Em contrapartida, a prefeitura fala que a área para shows aumentará o lucro da cidade com atividades culturais e atrairá mais gente ao parque. Sobre os questionamentos do fim do tombamento, do aumento do trânsito e do local das diferentes áreas de lazer, Dandara disse que tudo está previsto no projeto e que existem sentidos e soluções para tais ações.
“O fim do tombamento era necessário para podermos trazer de volta o parque a ativa e fazermos as mudanças necessárias para isso. Em relação ao possível aumento do trânsito, estamos trabalhando com uma ideia para que isso não aconteça e algumas ruas possam ter suas mãos invertidas. Os locais das áreas de lazer serem mais afastadas dos moradores do Jardim de Alah vão ser justamente para deixar o parque mais inclusivo, visto que essas áreas estarão mais próximas dos moradores da Cruzada”, pontuou Dandara.
Longevidade do Contrato
Uma outra grande preocupação dos moradores é sobre o contrato de concessão de 35 anos com a Rio + Verde, que ainda tem o direito de renovação para mais 35, o que pode fazê-lo chegar a 70 anos ao todo. Karin Morton trata o tempo de contrato como irreversível e questiona quanto tempo vai durar para os responsáveis pelo projeto tomarem atitudes que antes prometeram não tomar, como por exemplo não construírem quiosques e estruturas em cima de lajes.
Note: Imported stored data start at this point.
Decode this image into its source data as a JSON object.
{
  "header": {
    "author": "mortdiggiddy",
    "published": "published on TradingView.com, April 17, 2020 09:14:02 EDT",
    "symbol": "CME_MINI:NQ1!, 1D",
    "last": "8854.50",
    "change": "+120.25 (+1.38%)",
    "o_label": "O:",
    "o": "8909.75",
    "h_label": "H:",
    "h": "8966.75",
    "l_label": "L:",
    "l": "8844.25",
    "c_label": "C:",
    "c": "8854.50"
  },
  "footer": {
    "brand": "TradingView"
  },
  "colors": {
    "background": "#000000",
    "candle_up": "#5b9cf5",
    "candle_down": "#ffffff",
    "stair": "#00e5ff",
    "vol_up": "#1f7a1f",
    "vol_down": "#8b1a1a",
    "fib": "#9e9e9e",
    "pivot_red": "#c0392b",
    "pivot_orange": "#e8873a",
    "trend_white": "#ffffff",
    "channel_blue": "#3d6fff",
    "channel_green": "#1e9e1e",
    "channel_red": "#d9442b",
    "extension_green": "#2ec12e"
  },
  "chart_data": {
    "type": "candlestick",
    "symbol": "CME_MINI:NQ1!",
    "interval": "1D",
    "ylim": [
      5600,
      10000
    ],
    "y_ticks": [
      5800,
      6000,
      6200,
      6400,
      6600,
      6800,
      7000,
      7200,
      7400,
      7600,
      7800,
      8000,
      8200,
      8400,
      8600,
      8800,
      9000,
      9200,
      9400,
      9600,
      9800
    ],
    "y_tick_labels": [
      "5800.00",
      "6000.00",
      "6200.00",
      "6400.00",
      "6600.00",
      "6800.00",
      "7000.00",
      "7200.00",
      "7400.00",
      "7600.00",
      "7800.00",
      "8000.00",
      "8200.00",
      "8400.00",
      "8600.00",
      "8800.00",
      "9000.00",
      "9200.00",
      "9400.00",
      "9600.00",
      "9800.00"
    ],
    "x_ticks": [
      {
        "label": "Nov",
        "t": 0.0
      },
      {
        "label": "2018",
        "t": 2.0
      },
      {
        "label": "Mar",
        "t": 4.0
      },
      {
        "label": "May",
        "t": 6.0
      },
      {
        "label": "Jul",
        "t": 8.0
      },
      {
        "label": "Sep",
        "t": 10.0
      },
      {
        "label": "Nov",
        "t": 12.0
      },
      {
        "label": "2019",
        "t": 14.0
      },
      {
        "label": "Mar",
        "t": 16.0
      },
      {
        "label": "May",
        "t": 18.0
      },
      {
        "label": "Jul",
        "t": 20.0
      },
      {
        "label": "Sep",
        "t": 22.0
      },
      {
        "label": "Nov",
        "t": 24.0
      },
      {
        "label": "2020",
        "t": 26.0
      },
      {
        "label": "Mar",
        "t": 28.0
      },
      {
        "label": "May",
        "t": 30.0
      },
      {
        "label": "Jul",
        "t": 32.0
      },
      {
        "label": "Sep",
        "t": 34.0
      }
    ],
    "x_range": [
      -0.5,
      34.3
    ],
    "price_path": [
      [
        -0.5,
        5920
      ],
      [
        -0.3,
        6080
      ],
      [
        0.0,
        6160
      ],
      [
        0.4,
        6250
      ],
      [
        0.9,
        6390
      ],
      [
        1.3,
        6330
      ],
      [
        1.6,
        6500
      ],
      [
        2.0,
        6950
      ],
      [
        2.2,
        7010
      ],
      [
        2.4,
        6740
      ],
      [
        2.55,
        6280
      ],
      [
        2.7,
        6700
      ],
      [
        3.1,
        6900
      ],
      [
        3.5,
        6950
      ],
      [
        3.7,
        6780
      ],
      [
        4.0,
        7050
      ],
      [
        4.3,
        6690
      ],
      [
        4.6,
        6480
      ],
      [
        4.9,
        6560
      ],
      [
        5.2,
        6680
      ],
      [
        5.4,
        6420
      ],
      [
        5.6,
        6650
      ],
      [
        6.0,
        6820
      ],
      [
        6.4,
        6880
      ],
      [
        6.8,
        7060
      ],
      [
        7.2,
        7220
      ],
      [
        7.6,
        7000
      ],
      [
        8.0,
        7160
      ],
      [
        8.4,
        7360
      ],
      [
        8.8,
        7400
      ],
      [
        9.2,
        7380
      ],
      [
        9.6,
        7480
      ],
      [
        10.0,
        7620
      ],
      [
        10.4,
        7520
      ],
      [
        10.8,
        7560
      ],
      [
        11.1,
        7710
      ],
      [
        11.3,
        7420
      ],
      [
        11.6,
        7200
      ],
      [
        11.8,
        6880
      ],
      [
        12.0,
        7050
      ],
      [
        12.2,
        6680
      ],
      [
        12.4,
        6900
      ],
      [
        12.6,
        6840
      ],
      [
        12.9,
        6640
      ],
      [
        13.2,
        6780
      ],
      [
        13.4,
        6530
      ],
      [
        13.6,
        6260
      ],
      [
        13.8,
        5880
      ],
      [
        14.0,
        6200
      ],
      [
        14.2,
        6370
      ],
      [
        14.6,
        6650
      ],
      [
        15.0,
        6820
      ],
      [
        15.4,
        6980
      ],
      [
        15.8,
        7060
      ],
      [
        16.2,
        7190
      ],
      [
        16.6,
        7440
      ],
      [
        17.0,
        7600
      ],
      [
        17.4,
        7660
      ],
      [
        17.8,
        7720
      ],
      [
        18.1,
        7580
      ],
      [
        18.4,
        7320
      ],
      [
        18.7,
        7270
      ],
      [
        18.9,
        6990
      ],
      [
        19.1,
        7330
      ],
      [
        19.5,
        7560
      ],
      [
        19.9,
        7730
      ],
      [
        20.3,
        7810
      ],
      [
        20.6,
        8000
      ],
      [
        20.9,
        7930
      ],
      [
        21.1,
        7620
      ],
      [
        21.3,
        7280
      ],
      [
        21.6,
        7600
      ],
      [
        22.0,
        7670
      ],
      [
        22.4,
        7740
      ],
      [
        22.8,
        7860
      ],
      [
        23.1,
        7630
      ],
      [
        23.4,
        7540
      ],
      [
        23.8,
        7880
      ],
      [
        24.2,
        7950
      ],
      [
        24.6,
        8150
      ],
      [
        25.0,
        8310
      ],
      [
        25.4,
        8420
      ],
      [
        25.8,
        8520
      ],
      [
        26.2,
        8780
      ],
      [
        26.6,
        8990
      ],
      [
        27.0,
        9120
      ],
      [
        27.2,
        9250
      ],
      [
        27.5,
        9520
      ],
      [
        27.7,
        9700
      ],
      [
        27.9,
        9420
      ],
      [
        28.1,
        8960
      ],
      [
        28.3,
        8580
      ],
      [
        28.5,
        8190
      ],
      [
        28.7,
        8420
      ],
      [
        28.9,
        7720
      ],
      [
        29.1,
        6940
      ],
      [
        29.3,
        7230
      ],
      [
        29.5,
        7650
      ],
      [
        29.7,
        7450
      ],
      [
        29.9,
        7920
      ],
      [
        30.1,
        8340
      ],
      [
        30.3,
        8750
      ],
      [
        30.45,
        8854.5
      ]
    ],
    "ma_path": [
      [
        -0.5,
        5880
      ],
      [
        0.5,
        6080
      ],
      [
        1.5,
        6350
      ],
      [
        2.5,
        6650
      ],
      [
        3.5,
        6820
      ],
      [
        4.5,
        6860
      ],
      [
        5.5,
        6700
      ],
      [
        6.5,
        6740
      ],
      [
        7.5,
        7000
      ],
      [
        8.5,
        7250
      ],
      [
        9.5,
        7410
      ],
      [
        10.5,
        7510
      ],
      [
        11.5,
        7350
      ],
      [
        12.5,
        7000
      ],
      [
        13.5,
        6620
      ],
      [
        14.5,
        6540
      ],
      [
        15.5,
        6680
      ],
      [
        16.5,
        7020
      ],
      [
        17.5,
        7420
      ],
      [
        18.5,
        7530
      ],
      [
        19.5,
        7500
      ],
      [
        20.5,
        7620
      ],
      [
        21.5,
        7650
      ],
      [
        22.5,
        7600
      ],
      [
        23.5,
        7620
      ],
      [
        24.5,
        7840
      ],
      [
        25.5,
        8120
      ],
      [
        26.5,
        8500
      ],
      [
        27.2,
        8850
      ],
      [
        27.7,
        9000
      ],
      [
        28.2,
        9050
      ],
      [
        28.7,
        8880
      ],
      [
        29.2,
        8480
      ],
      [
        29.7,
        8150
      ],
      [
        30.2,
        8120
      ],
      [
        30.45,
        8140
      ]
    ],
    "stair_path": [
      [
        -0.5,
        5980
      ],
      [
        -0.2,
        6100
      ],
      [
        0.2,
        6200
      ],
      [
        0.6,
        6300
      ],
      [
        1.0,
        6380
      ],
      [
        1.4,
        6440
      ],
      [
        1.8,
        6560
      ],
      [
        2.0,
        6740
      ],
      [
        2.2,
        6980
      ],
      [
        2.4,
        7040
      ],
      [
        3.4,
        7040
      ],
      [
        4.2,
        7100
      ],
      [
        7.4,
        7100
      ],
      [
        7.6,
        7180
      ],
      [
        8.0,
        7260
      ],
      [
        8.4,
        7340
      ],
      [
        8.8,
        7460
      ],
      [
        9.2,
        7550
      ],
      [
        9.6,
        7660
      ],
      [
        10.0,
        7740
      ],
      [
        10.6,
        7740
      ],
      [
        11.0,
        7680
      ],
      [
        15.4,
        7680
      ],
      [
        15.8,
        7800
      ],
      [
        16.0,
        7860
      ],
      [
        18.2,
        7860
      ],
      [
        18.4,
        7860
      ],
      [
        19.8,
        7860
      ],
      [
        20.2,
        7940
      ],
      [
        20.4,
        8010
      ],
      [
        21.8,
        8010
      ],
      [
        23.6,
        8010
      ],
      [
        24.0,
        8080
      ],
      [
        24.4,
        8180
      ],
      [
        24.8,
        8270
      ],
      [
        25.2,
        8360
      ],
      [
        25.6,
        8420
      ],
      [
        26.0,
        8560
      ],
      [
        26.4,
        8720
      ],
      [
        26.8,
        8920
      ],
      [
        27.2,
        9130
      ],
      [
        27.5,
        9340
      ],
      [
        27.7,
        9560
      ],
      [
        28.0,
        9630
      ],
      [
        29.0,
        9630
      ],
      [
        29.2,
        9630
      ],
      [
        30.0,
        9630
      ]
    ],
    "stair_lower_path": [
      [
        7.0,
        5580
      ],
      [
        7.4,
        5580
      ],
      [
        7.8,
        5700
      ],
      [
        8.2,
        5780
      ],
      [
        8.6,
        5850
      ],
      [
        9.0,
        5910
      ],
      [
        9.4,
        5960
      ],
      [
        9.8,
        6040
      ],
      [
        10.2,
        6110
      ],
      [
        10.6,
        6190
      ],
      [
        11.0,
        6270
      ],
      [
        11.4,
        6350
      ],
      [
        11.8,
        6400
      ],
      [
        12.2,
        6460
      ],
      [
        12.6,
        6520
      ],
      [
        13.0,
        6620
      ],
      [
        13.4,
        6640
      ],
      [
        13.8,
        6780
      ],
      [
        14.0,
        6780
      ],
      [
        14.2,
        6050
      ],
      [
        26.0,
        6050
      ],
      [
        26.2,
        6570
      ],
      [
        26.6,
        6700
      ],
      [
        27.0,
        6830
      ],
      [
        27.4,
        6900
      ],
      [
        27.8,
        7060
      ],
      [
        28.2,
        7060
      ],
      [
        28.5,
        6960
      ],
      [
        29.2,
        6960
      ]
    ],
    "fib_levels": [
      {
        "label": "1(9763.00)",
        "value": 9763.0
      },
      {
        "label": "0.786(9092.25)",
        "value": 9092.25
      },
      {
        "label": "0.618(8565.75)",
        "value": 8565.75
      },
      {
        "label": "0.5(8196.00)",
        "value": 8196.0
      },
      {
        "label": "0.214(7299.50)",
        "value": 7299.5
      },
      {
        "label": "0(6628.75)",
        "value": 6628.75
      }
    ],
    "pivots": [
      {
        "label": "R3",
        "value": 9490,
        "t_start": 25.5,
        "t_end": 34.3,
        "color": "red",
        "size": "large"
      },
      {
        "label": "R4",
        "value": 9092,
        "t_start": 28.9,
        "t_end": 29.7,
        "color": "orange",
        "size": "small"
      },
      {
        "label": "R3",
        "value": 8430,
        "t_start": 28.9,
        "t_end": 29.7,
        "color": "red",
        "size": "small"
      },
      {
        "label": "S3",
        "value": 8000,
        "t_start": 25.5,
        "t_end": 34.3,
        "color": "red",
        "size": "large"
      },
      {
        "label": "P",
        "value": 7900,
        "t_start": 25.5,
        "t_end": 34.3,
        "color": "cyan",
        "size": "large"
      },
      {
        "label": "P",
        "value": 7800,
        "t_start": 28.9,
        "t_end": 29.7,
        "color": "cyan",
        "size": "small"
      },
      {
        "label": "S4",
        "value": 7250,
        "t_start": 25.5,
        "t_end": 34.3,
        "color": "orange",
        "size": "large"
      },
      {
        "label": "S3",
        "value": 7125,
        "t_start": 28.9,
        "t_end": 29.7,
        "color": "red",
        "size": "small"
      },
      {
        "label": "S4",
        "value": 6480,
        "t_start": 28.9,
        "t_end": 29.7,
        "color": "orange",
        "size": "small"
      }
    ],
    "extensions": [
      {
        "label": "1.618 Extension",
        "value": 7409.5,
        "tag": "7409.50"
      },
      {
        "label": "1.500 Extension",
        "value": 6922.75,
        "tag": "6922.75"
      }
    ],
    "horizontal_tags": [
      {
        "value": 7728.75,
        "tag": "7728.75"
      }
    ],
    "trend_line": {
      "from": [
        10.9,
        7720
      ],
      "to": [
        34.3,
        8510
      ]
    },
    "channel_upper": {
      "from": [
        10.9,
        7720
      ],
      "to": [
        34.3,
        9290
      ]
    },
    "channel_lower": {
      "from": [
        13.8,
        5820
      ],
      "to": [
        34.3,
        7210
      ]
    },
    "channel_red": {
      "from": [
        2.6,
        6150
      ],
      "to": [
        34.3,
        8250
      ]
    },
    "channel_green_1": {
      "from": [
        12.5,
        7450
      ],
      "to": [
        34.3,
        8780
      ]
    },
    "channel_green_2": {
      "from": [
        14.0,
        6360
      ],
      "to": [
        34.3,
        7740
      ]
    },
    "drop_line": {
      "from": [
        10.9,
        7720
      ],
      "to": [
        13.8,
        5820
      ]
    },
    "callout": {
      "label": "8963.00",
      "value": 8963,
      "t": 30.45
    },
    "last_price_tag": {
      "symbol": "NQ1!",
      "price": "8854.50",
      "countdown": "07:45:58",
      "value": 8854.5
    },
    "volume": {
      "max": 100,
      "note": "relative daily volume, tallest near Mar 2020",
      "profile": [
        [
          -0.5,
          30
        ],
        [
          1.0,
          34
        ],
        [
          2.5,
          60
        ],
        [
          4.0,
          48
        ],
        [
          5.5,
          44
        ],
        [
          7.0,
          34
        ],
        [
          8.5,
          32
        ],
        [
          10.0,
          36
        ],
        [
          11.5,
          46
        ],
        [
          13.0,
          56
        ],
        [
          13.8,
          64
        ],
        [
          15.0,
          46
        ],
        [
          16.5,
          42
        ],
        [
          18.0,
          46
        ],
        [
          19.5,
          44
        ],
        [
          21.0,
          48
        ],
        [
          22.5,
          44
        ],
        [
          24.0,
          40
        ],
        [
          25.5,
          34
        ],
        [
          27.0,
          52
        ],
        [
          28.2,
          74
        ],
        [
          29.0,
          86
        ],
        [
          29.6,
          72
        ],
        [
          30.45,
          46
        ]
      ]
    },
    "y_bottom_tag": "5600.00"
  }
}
Além de não ter nenhuma garantia de que os programas sociais que foram prometidos serão mantidos, já que, segundo ela, não existe ônus para essa concessão.
“35 anos é quase uma vida. 70 anos é uma vida. Porque uma vez que a lei orgânica não tem mais a proteção de tombamento, vale tudo. Com a mega estrutura que eles estão fazendo no Jardim de Alah, nada impede de, por exemplo, virar um prédio de cinco andares, tem estrutura pra isso. O prefeito atual pode falar que não vai deixar, mas o próximo pode acabar deixando”, lamentou a administradora.
Foco na Área Verde
Das três propostas que foram feitas pela renovação, os moradores gostaram de duas: a da empresa Magus e da empresa Duchamp. A primeira era transformar o parque em uma mistura de um parque de cultura, de arte e de esporte. A segunda era fazer uma área de esporte e lazer, com área de ginástica e quadras. Para a presidente da Associação de Moradores e Defensores do Jardim de Alah, essas propostas foram interessantes visto que elas têm muito a ver com o carioca, que ama esportes e lazer.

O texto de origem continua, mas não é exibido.